Jean-Marie Le Pen, président du Front national, est à l'origine de plusieurs affaires judiciaires liées à ses déclarations publiques. En 1997, il réitère sa formule controversée du « détail » concernant l'Holocauste et les chambres à gaz, propos déjà sanctionnés précédemment.
Cette déclaration fait l'objet de plaintes émanant de onze associations de défense des droits humains et de mémoire. La Cour d'appel de Versailles examine l'affaire et rend son jugement le 10 septembre 1999. Le Pen est condamné à verser des dommages-intérêts aux plaignants, avec une condamnation pécuniaire comprise entre un franc symbolique et 5000 francs selon les associations poursuivantes.
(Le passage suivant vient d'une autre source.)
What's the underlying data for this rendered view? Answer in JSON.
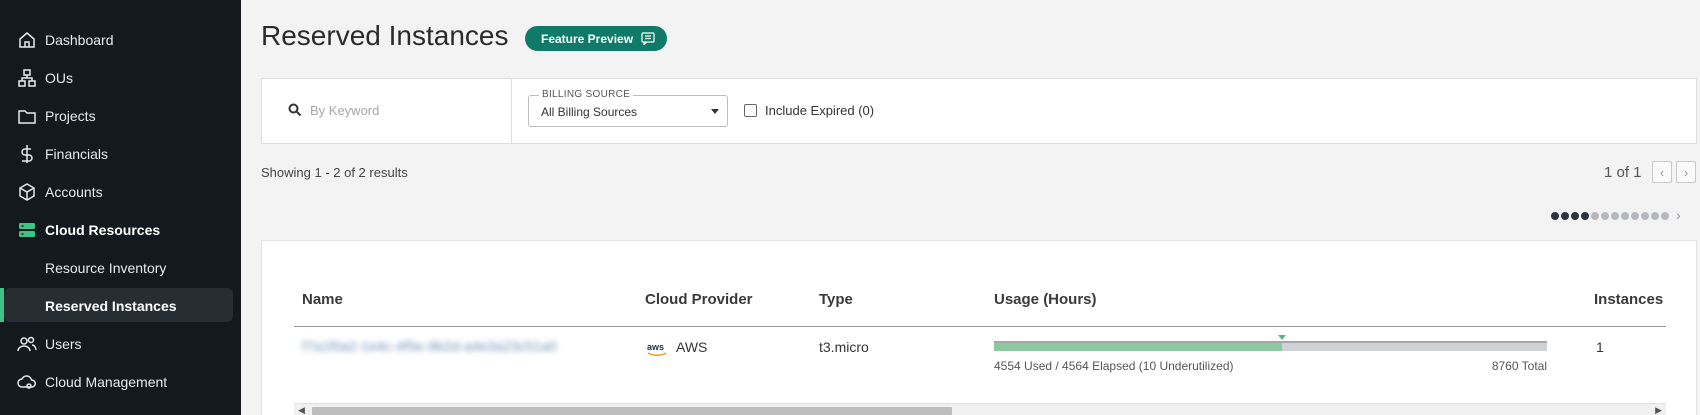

Cette affaire s'inscrit dans un contexte de responsabilité civile pour des propos tenus publiquement. La juridiction reconnaît le préjudice causé aux associations plaignantes, bien que le quantum des dommages demeure modéré. Cette décision fait suite à d'autres poursuites contre le politicien, notamment pour contestation de crime contre l'humanité sur les propos des chambres à gaz.
La condamnation en appel confirme la responsabilité civile sans préjuger de poursuites pénales antérieures ou ultérieures.